Cuando comenté todo esto a una compañera me respondió que era muy fácil ser equidistante, y es posible, aunque también es verdad que desde la equidistancia se ven bien los sesgos ajenos, como ese reduccionismo creciente en los discursos educativos en los que es muy fácil prever qué y cómo va a opinar cada cual sobre cada tema. El maniqueísmo de los dos bandos es el siguiente paso en un debate viciado que tal vez dio el salto mediático con el Panfleto antipedagógico de Ricardo Moreno Castillo, el primer momento en el que se percibió lo rentable que resultaba convertir el debate educativo en confrontación y lo tranquilizador que es reducir el mundo a caricatura.

Uno de los grandes problemas de la política actual son los debates meta, en los cuales el asunto a debatir y sus sutilidades dan exactamente igual, porque en realidad no son más que una excusa para reforzar tus propias posiciones frente al enemigo.

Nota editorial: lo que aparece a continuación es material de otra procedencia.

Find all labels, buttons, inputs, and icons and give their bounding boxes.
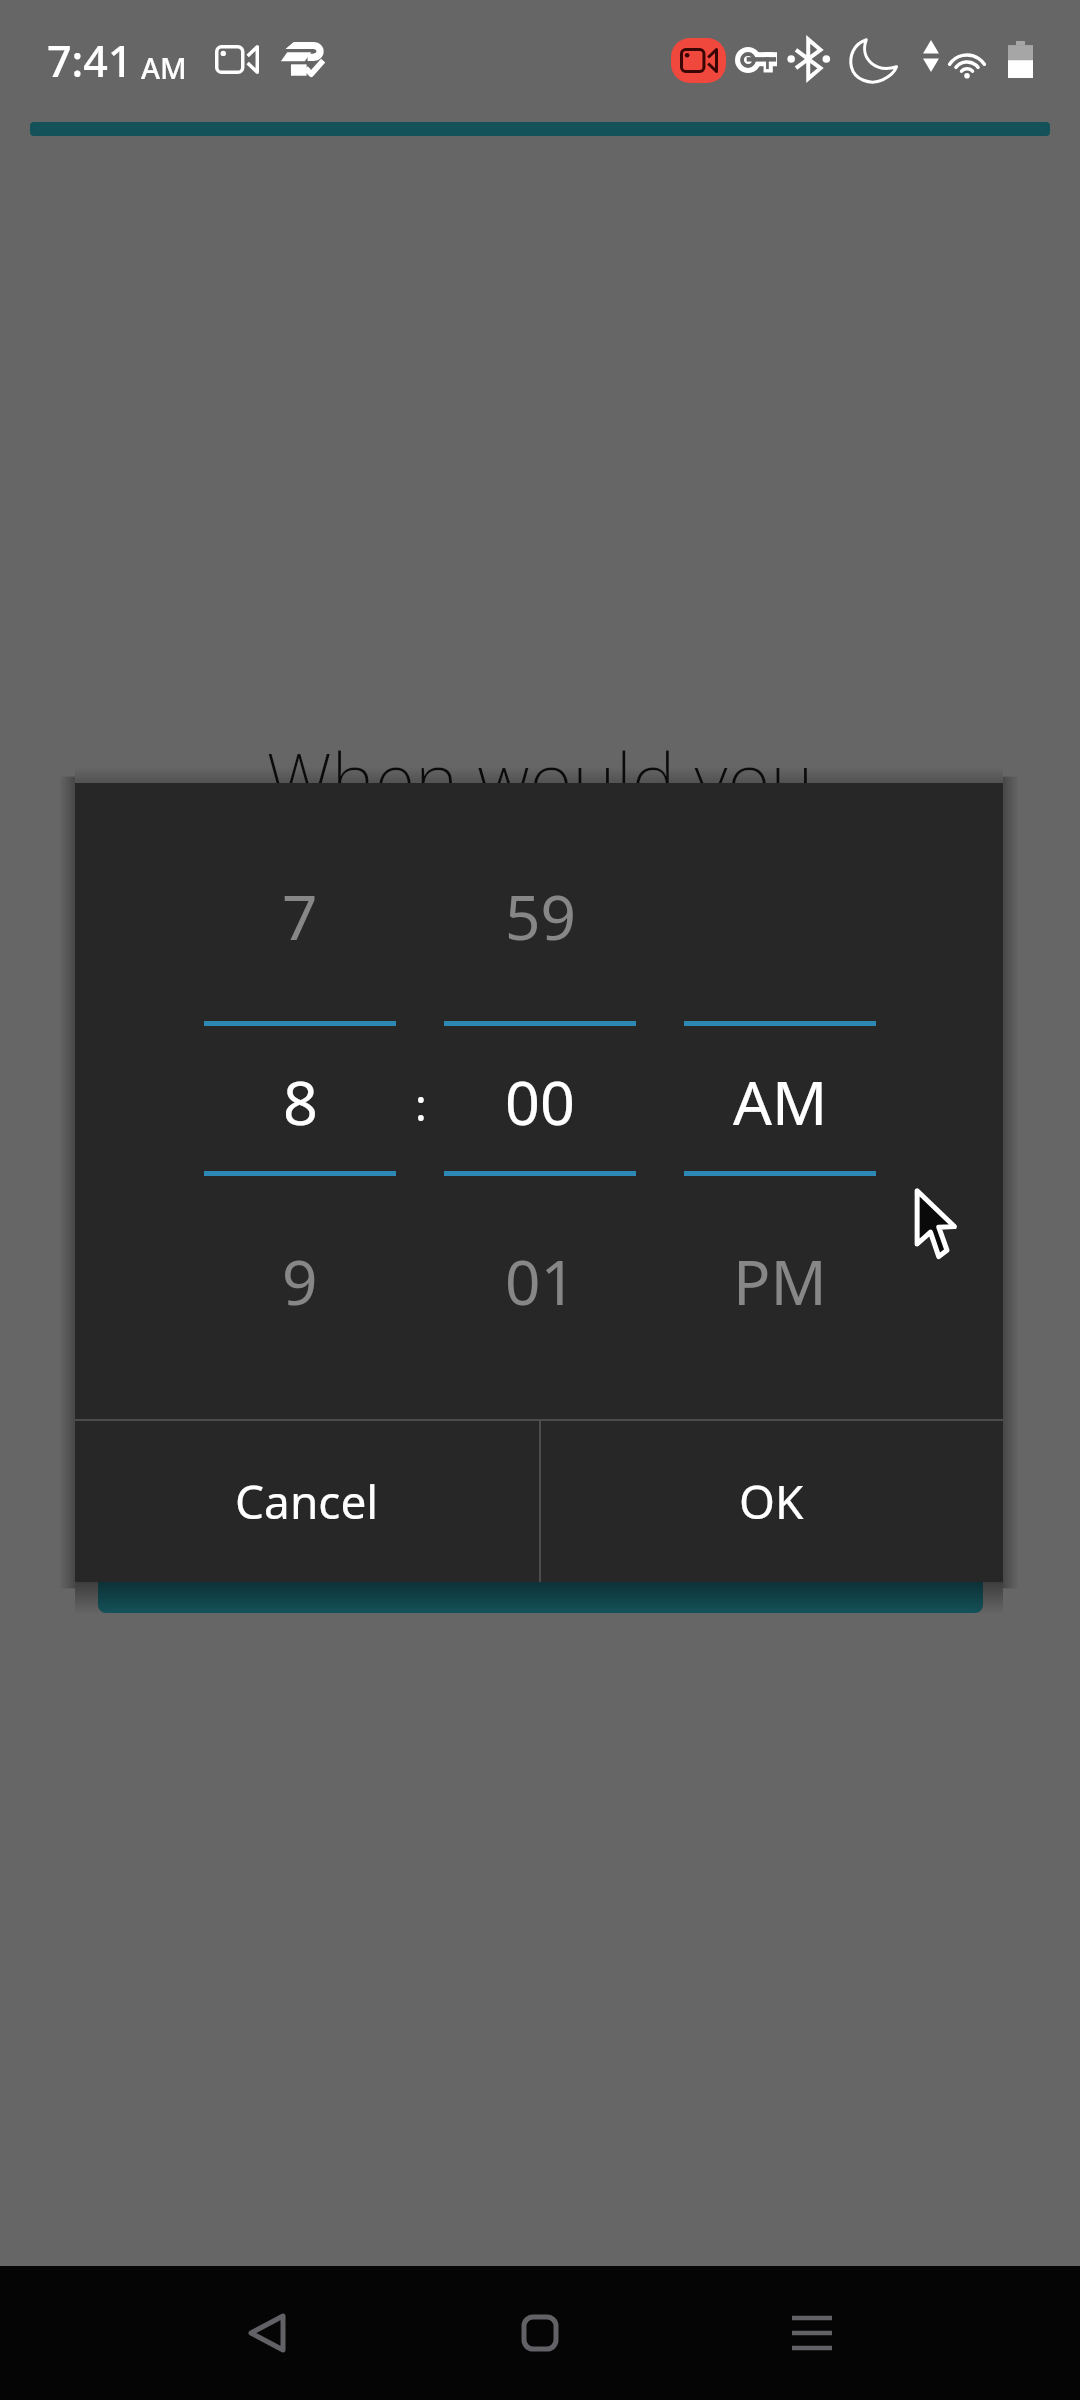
button[interactable]: 9 — [204, 1230, 396, 1332]
button[interactable]: Back — [207, 2273, 327, 2393]
staticText: Cancel — [235, 1470, 379, 1533]
button[interactable] — [98, 1496, 983, 1613]
staticText: PM — [733, 1239, 827, 1323]
button[interactable]: Cancel — [75, 1421, 539, 1582]
staticText: 59 — [505, 874, 576, 958]
staticText: 7 — [282, 874, 318, 958]
button[interactable]: 01 — [444, 1230, 636, 1332]
staticText: 7:41 — [47, 31, 133, 90]
staticText: 01 — [505, 1239, 576, 1323]
staticText: AM — [733, 1060, 828, 1143]
staticText: : — [415, 1074, 427, 1134]
button[interactable]: 7 — [204, 865, 396, 967]
button[interactable]: 59 — [444, 865, 636, 967]
staticText: When would you — [0, 728, 1080, 829]
button[interactable]: AM — [684, 1050, 876, 1152]
button[interactable]: 8 — [204, 1050, 396, 1152]
button[interactable]: PM — [684, 1230, 876, 1332]
button[interactable]: OK — [539, 1421, 1003, 1582]
staticText: 8 — [283, 1060, 318, 1143]
button[interactable]: 00 — [444, 1050, 636, 1152]
staticText: AM — [141, 48, 187, 87]
button[interactable]: Home — [480, 2273, 600, 2393]
staticText: 00 — [505, 1060, 575, 1143]
staticText: 9 — [282, 1239, 318, 1323]
button[interactable]: Recent apps — [752, 2273, 872, 2393]
staticText: OK — [739, 1470, 804, 1533]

Al final, cuando las comunidades (como en este caso la educativa) se dividen en dos, forzando, aunque sea de forma implícita, a que todo el mundo tome partido, se olvidan los problemas para terminar discutiendo únicamente sobre uno mismo y los demás hasta llegar a ese punto en el que ya nadie recuerda por qué estábamos enfrentados.

Una de las ventajas de analizar la actualidad desde la barrera y con el palillo en la boca es que resulta muy cómodo, claro, pero también permite percibir determinados vicios antes de que los que incurren en ellos se den cuenta. Como periodista que de vez en cuando se zambulle en la realidad educativa, estoy empezando a percibir el estallido de una guerra hasta ahora más o menos sorda y que lleva en marcha décadas (tal vez 30 años, desde el nacimiento de la LOGSE) pero que quizá no había sido tan evidente como hoy. Una batalla que ya no se produce en los centros educativos, sino en la red, en los periódicos y en las librerías.